The above calls for a syntactically incorrect header field. If you want 
to allow the local-uuid to be omitted then the syntax needs to be 
updated. Or else specify that the local-uuid must be set to the NULL value.

    For any purpose the UA has for the Session Identifier, it MUST assume
    that the Session Identifier is {A,B} where "A" is the UUID value of
    this endpoint (i.e., "local-uuid") and "B" is the UUID value of the
    peer endpoint (i.e., "remote-uuid"), taken from the most recently
    received message within this session.  Note that when comparing
    Session Identifiers for equivalence, the identifier {A,B} is equal to
    the set {B,A}.

s/the set/the identifier/

The last paragraph of Section 6 says:

    Cascading MCUs all utilize the same UUID value ("local-uuid" portion
    of the Session-ID header-value) for all participants of the cascaded
    conference.  An MCU conveys the UUID value to utilize via the "local-
    uuid" portion of the Session-ID header-value in an INVITE to a second
    MCU.

Then Section 8 says more about MCUs. But there is nothing normative. If 
you want to say anything about this then I think it would be better to 
make it normative, even if it is optional to use.

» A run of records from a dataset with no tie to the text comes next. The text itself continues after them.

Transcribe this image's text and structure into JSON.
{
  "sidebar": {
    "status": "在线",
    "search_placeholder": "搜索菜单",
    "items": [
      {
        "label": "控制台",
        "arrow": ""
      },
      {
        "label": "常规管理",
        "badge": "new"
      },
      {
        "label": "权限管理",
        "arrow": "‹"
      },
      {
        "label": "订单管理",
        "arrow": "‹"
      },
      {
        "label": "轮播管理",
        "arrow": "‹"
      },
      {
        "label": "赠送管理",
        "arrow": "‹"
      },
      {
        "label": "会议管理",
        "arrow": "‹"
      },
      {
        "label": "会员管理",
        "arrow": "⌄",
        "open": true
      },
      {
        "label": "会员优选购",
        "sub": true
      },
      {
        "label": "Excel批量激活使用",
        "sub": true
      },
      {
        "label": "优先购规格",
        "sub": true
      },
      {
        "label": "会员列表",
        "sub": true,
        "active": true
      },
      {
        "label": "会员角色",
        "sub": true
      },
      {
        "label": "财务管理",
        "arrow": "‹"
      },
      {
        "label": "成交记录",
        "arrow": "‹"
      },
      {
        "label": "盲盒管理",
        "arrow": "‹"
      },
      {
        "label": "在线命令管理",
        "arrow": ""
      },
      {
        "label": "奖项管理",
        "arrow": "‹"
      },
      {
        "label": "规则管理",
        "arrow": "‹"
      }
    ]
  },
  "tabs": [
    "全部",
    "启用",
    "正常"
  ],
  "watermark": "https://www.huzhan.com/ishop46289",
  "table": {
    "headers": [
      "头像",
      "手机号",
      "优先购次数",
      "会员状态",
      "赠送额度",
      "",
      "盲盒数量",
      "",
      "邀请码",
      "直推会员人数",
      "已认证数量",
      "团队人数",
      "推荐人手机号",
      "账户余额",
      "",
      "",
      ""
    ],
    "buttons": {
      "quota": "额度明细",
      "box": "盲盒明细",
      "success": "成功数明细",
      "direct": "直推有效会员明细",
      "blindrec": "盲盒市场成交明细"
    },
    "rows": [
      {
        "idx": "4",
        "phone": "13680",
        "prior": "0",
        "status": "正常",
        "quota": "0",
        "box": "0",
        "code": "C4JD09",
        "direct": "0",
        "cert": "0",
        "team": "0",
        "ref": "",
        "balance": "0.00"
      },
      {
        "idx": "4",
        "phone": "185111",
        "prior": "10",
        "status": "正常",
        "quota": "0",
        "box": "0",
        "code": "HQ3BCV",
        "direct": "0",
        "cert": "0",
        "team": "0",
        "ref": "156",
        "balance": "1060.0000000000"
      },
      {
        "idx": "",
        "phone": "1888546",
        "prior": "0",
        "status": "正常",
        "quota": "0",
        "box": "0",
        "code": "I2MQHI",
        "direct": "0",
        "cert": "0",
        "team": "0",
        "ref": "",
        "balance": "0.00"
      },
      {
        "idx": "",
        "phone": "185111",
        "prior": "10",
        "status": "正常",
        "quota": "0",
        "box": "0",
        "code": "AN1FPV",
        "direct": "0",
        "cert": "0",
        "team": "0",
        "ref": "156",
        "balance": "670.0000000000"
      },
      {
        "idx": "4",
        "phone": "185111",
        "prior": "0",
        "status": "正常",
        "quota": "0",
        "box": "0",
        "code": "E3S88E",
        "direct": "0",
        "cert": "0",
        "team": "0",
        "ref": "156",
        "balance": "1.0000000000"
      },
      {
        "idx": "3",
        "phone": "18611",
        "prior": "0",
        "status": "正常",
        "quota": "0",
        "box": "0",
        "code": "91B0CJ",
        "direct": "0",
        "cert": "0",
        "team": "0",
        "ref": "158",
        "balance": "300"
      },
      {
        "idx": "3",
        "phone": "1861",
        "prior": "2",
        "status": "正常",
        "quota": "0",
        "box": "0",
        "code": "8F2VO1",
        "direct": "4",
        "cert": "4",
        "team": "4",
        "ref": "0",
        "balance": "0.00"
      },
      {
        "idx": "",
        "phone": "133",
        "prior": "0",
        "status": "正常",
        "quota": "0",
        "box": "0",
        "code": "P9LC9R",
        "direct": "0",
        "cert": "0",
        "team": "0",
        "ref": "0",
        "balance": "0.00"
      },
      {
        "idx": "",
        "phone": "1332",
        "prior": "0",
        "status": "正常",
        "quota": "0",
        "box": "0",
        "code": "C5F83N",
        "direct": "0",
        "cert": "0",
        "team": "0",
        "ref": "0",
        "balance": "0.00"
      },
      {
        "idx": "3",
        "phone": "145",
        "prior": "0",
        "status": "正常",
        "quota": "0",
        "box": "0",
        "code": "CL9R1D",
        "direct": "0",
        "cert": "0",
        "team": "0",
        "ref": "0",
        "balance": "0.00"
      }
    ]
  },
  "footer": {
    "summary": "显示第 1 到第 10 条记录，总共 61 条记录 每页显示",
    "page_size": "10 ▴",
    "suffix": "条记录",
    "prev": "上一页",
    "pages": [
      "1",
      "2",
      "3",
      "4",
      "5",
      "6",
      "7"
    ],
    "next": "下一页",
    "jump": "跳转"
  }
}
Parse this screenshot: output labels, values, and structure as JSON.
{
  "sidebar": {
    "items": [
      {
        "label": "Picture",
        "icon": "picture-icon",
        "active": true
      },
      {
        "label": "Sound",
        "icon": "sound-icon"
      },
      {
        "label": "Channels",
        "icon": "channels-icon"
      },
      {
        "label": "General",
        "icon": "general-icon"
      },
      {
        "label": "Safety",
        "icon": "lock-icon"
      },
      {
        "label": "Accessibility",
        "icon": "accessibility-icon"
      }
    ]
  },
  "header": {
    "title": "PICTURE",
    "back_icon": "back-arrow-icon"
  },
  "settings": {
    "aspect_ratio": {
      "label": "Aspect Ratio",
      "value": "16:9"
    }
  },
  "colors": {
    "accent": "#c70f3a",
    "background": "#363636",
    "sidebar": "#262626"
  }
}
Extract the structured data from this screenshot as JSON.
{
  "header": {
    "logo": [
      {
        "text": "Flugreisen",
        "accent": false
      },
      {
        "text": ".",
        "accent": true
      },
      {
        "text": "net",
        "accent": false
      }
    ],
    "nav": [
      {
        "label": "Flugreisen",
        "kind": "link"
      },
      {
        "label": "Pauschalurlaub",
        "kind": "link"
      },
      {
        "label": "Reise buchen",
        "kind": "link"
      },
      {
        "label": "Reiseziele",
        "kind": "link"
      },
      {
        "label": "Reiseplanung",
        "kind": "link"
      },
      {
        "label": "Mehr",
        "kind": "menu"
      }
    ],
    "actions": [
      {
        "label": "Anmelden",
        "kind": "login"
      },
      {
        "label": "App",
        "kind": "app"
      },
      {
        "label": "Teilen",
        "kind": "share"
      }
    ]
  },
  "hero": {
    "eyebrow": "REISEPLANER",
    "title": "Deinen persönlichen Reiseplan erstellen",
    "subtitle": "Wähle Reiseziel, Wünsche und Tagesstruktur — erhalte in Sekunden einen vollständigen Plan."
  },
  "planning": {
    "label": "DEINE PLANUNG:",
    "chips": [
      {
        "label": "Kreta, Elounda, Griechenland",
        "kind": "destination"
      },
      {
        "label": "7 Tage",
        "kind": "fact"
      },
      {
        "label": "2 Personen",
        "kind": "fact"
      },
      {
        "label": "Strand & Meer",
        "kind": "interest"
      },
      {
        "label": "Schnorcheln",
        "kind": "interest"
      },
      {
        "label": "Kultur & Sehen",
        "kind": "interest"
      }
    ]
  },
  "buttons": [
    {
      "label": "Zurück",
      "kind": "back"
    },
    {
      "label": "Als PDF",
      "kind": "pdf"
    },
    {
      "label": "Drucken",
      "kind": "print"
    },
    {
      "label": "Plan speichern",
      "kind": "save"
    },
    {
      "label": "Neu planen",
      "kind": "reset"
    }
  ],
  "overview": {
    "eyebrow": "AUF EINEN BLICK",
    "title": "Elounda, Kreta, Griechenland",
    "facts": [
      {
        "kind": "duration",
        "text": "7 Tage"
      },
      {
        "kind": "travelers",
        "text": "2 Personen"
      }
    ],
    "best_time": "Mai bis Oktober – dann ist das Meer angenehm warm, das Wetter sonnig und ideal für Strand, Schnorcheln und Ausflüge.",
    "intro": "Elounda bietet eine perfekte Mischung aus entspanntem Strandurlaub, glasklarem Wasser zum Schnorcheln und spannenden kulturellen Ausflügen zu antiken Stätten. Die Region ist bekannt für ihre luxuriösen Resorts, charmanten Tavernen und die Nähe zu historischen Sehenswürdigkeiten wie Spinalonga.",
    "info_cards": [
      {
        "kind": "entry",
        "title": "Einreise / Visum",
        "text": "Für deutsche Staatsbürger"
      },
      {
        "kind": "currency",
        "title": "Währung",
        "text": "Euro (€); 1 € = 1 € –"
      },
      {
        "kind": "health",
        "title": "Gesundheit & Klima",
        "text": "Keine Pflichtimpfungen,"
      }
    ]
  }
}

Is the intent that when a conference focus (MCU-2) receives an INVITE, 
and the caller (MCU-1) indicates isFocus, that MCU-2 SHOULD adopt the 
uuid received in that INVITE as its own for the duration of that dialog?

Section 9.1:

The general operation description makes a distinction between "the 
originating transmitter" and "UA-Alice". These seem to be the same. Is 
there a point to the distinction?

Section 9.2:

      o UA-Bob reINVITEs Alice to call Carol, using a REFER transaction,
        as described in [RFC3515]. UA-Alice is initially put on hold,
        then told in the REFER who to contact with a new INVITE, in this
        case UA-Carol. This Alice-to-Carol dialog will have a new Call-
        ID, therefore it requires a new Session-ID header-value.  The
        wrinkle here is we can, and will, use Alice's UUID from her
        existing dialog with Bob in the new INVITE to Carol.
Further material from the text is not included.